This particular factlet dives into the minutiae of social security projection details a bit, but it is also a hugely overlooked detail that could entirely change the perceptions of the health of social security.
Unless things have quietly changed in the last two years (and it's quite possible; I invite correction from knowledgeable commenters), the fact is that social security projections are based off of prior economic cycles. And the social security projections define an economic cycle as "peak to peak" - meaning, from the end of a recessionary period, to the beginning of a next recessionary period.
Over the past 34 years, the last four complete economic cycles are from 1966-1973, 1973-1978, 1978-1989, and 1989-2000. Those are the four economic cycles that social security projections are based off of.

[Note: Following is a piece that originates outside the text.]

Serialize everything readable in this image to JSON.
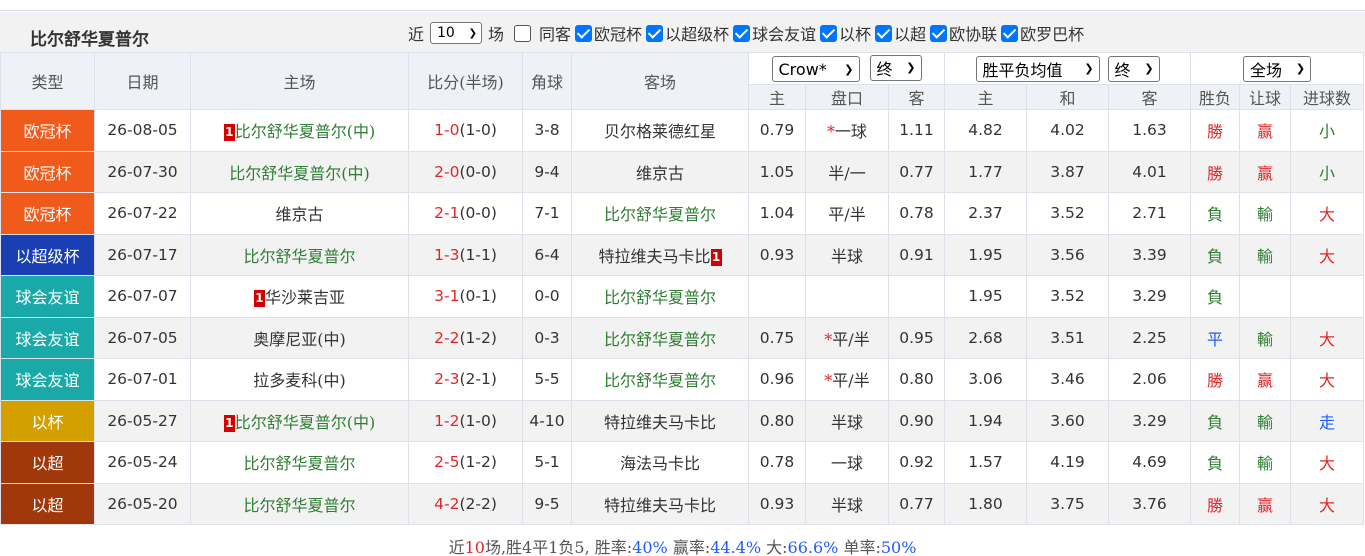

Notice what is missing - any period of time since 2000. That is because we have not had a recognized recession since then. Since we haven't had a recession, we haven't yet reached the second "peak". What's happened since 2000? We've had continued economic expansion that surpasses the average expansion of the previous 34 years. There's this little thing called the internet, see, that increased productivity. That was also true of the late 90's, but that only had a partial impact on the 1989-2000 cycle.
Since social security projections are conservative, this last period of economic data has been left out of the social security projections entirely. But now that we are quite possibly hitting a recession, it will be incorporated into the projections. Which means the projections for the health of social security will improve, perhaps by quite a lot.